La poca gente a la que se lo conté a detalle, me dijo que era una exagerada al llamarle abuso sexual, a lo que recibí por parte de estos jóvenes. Me dijeron que no había pasado nada malo porque pude llegar a casa por mi propio pie; que no fue grave porque no me lastimaron mandándome al hospital, ni intentaron matarme, o que pensara que a otras las asesinan y ya no pueden contar nada. Y para rematar, que pues sí, para qué salía yo una señora de 40 a un antro, y con un joven al que conocía casi de nada. Y que para qué lo contaba o ponía en redes sociales si no lo iba a denunciar. Que sólo quería llamar la atención.
Las que sí fueron solidarias conmigo cuando se los platiqué me hablaban de funar al que conocía, de poner su cara y su nombre, de ir a la UNAM a su facultad y exhibirlo, de ir hacer una protesta a la escuela o al antro.
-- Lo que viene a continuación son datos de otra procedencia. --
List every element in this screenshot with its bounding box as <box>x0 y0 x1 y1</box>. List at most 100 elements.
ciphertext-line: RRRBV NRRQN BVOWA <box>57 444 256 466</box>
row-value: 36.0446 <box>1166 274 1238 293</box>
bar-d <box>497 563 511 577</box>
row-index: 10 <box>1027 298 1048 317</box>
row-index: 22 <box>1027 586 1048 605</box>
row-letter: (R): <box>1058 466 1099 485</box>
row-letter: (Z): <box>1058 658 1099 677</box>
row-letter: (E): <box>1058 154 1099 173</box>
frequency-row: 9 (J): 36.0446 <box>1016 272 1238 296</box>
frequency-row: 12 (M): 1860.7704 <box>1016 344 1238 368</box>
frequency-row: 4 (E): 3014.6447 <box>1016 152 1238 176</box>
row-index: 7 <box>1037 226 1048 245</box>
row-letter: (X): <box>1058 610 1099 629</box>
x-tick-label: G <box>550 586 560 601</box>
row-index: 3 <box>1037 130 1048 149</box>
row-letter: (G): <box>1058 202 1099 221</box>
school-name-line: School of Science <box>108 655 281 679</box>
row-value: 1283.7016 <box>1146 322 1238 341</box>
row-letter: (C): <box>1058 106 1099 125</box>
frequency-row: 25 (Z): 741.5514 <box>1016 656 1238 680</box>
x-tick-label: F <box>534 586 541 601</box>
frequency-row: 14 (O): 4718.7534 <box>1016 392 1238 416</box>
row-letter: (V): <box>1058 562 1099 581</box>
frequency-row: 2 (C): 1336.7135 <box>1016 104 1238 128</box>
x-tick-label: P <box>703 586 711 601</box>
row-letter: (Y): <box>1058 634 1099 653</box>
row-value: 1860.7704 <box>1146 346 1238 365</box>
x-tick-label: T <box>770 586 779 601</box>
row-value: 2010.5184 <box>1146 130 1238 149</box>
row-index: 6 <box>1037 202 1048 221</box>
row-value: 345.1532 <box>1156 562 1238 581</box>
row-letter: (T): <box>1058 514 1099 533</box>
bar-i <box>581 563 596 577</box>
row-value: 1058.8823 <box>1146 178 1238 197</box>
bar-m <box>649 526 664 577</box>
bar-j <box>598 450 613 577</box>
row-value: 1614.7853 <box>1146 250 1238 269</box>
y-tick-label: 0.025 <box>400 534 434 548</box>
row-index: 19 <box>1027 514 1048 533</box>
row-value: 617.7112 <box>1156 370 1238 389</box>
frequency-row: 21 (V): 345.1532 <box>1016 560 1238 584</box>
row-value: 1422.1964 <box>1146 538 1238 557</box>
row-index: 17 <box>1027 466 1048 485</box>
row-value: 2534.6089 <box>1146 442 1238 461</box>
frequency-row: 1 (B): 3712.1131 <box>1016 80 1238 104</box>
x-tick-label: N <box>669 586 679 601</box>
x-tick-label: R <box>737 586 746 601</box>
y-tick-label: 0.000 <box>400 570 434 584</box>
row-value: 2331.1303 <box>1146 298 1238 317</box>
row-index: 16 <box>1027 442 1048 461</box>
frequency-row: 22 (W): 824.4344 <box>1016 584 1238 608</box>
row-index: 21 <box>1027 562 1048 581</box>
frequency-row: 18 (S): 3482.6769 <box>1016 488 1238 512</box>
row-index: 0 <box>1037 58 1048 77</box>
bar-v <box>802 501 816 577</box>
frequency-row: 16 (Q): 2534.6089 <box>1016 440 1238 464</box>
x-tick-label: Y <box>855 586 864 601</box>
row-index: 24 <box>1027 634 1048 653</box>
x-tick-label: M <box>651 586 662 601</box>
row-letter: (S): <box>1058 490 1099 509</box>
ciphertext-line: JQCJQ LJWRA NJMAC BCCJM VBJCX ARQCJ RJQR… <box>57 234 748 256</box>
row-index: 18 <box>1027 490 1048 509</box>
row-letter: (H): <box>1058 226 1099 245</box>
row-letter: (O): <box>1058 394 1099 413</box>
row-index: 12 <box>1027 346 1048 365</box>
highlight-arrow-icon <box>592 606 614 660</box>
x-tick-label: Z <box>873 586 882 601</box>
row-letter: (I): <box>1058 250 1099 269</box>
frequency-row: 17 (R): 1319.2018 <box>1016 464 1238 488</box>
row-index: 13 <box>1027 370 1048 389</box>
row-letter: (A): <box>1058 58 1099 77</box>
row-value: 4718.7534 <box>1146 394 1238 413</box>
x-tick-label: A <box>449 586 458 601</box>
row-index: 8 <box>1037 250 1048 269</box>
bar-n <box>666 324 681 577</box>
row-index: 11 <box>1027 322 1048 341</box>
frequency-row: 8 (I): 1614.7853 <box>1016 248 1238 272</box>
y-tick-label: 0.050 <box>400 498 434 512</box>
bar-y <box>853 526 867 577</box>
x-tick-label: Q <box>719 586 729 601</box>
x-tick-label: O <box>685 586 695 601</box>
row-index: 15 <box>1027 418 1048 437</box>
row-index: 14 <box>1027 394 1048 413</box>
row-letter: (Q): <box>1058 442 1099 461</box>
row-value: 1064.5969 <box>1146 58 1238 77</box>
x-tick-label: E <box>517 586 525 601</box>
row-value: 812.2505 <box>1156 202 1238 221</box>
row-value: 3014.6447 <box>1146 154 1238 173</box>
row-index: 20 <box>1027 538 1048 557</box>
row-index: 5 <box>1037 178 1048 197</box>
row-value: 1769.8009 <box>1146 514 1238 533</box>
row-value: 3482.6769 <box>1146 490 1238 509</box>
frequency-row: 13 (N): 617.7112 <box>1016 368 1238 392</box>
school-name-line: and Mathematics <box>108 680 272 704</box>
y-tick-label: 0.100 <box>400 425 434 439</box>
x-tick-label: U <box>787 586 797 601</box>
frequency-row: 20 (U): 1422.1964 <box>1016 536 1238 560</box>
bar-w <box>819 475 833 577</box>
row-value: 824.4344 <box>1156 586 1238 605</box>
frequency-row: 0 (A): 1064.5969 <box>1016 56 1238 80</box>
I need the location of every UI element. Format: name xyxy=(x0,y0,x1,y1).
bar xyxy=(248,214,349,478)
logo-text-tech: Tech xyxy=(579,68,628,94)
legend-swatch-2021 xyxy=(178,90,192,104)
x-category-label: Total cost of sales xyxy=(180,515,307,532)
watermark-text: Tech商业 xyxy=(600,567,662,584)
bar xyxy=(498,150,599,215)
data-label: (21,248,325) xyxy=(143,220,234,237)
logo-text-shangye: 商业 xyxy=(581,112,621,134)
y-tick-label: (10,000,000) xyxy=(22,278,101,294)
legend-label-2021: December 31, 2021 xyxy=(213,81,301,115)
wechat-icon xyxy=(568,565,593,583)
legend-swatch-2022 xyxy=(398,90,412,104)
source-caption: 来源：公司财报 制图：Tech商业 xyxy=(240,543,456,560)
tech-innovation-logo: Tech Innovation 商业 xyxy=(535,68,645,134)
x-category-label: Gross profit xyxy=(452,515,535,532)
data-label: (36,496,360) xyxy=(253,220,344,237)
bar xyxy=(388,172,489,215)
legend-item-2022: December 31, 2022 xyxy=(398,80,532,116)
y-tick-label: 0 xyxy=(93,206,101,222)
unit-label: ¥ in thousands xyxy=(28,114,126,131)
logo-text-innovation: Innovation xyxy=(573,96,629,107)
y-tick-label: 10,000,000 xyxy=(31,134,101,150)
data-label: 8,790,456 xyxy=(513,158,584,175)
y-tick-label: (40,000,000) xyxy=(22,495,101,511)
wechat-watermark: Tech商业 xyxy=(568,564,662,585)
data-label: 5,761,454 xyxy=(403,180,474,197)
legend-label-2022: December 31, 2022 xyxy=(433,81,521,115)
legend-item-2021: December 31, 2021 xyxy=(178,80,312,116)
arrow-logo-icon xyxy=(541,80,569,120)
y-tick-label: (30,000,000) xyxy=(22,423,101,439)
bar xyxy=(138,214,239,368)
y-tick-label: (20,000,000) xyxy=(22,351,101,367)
Y contesté que tampoco quería hacer eso.
Perdón no ser una buena víctima que sigue el manual tras una agresión, solo porque pienso que no tiene sentido ir a joderle las clases en la escuela a otros, o culpar a un antro como si el lugar supiera qué tipo de hombres entran ahí.
Así que más allá del punitivismo, y del termómetro que mide qué sí son agresiones sexuales y qué no, las violencias hacia las mujeres suceden en un contexto indolente, indiferente, culpabilizador, revictimizante, radical al calor de la catarsis pero poquísimas veces o casi nunca, al timón de una reparación.
Lo único en que coincido es que los agresores no deberían irse impunes, pero que tendríamos que colectivizar y politizar cuáles serían las acciones y respuestas que nos conduzcan a un reclamo de justicia, o reparación de daño, o que les ayude a ellos, los mierdas, a entender que están siendo mierdas… y que necesitan dejar de ser mierdas.
Por ahora sólo expongo esta columna para compartir lo que me pasó, y que sé muy bien es el reflejo de muchas otras mujeres que han pasado cosas similares o iguales. Ahora sólo lo expongo aquí, mientras sigo pensando, cómo hacer para que haya un castigo o un pago a lo que estos idiotas hicieron.